You know Ryan, you just put my thoughts into words in this post. It’s a shame that there is so much of that “dicking around” in the process of college and it really feels like some filler years. Thankfully there are some alternative paths for who don’t want to go through all of that. I’ll certainly be referring some people back to this article when this topic inevitably comes up again in conversation.
I feel like INFINITE JEST could really sort all this shit out for you.
I’m reminded by this of that Victor Hugo quote, “Adversity makes men; prosperity makes monsters.” Or to put it another way (and the way I usually think of it), humans seem to handle scarcity with far more grace than they do abundance. (I guess “The obstacle is the way” might be a third way 😉
If you haven’t already, I’d recommend you pick up a copy of Strauss and Howe’s The Fourth Turning. It’s a fascinating book, based on the idea that, like everything else in nature, human civilizational development moves not in a straight line, but in cycles–more particularly, four-part, roughly 80-year cycles—and where one is born in any particular cycle determines to a great degree one’s outlook on life, among many other things.

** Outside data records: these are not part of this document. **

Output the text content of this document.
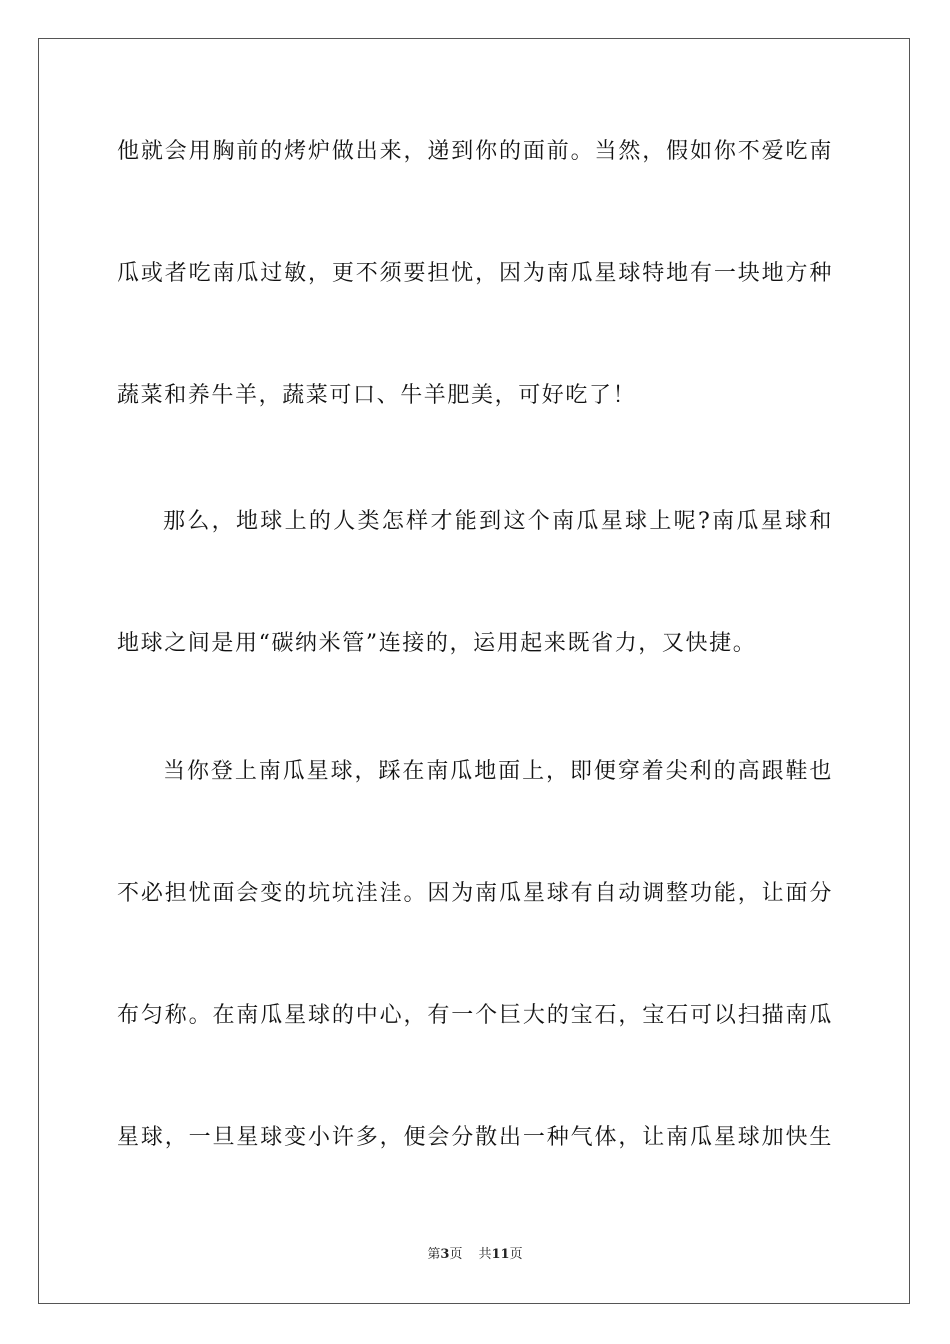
他就会用胸前的烤炉做出来，递到你的面前。当然，假如你不爱吃南
瓜或者吃南瓜过敏，更不须要担忧，因为南瓜星球特地有一块地方种
蔬菜和养牛羊，蔬菜可口、牛羊肥美，可好吃了！
那么，地球上的人类怎样才能到这个南瓜星球上呢?南瓜星球和
地球之间是用“碳纳米管”连接的，运用起来既省力，又快捷。
当你登上南瓜星球，踩在南瓜地面上，即便穿着尖利的高跟鞋也
不必担忧面会变的坑坑洼洼。因为南瓜星球有自动调整功能，让面分
布匀称。在南瓜星球的中心，有一个巨大的宝石，宝石可以扫描南瓜
星球，一旦星球变小许多，便会分散出一种气体，让南瓜星球加快生
第3页 共11页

According to the book, we in the western world now find ourselves at the end of one of those cycles—the fourth turning, to be exact—and are now experiencing everything that goes with such a time in history.
In some ways, it’s an almost too-neat premise, and the authors have to do a little shoehorning sometimes to make it fit with their historical data. But overall, I found it a really interesting book, and looking at history and current trends through their lens to be very instructive.
btw, I really regret that emoticon; that wasn’t supposed to happen.